For all that, LinkedIn is expected to lose between $19 million and $25 million this year on a GAAP basis. But these analysts see the company returning to a profit in 2012. And in the meantime, they are valuing the company not on price-to-sales or price-to-earnings but on something called DCF. To you and me, that means discounted cash flows.
DCF is a metric that might strike individual investors as arcane. It’s actually somewhat common – it compares the current value of a property against the cash flows it’s expected to produce in the future. But the thing is, it’s usually reserved for conservative investments. It isn’t invoked in speculative sectors like the web unless people are kind of desperate.
And LinkedIn’s future cash flows are fairly speculative. But let’s say they’re not. Let’s forget for a moment that LinkedIn is spending its IPO proceeds to leverage future growth at the expense of near-term profits. Or that, to achieve that growth, it’s is starting to milk its users for revenue in ways that they may not like. Or that there are several stormy clouds on the global horizon that could put a dent in LinkedIn’s growth curve.
Even so, LinkedIn’s underwriters are setting its DCF high. Morgan Stanley
argued that LinkedIn’s DCF valued the stock at $88 a share. JP Morgan
thought it meant the stock could go as high as $100. But on June 13, when the stock was trading at $72 a share, an independent firm, Evercore Partners
, argued that LinkedIn’s DCF valued the stock as low as $59 a share. Evercore’s price target at the time was $70. And on Tuesday, another independent firm, Montrose Securities, asserted LinkedIn’s fair value was $62 a share.

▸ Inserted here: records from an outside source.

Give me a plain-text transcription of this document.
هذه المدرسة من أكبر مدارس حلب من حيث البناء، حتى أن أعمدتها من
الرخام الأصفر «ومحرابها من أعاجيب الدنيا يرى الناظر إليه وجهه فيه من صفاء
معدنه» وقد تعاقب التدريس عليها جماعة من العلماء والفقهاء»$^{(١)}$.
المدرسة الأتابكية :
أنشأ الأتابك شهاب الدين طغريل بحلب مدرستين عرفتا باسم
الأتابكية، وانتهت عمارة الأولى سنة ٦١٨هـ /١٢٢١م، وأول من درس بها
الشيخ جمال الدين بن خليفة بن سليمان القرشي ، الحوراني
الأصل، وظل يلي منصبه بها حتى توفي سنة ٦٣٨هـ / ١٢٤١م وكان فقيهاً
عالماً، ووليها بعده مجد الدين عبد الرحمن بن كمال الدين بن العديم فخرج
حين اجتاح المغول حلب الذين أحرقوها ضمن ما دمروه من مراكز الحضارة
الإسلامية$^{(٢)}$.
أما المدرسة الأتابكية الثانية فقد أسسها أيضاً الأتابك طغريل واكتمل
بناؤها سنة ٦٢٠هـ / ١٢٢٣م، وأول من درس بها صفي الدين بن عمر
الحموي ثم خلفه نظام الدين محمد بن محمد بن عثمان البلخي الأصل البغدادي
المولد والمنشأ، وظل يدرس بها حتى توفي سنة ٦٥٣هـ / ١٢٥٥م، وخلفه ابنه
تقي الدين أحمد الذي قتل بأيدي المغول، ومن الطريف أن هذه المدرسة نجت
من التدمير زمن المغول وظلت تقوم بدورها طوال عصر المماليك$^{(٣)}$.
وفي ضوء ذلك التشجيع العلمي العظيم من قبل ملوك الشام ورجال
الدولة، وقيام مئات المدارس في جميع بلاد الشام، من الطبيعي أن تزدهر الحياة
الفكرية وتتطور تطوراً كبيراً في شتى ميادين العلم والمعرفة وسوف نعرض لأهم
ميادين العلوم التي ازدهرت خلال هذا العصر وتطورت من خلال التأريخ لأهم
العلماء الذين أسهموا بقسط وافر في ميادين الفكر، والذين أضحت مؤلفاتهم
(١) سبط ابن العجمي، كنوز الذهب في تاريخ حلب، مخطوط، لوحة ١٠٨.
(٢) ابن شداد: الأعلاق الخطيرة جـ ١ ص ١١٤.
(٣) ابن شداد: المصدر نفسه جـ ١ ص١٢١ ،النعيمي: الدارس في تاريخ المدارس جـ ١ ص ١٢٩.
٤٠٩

The other question that these bullish analyst reports raise is this: If they really think LinkedIn is worth $85 or more a share, why did their own firms price the IPO at $45? That only adds credence to skeptics like Joe Nocera, who said LinkedIn was leaving hundreds of millions of dollars on the table with that low offering price.
Unless, of course, LinkedIn wanted to leave that money on the table. And why would it do that? I can’t think of a good reason, except that LinkedIn believed listing a mere 10% of its shares would create an imbalance between demand and supply – which would allow it to offer a larger portion of shares later on at an artificially inflated price. (Bizarrely, JP Morgan listed the small float as a positive for LinkedIn’s stock price.)
Of course, LinkedIn – and its underwriters – would never consider that option if they’re being honest. After all, an ordinary rock isn’t gold. It will always be just a rock. It’s strange to think that people can sometimes confuse the two. But isn’t that why we have analysts? It’s their job to separate the real gold from the fake.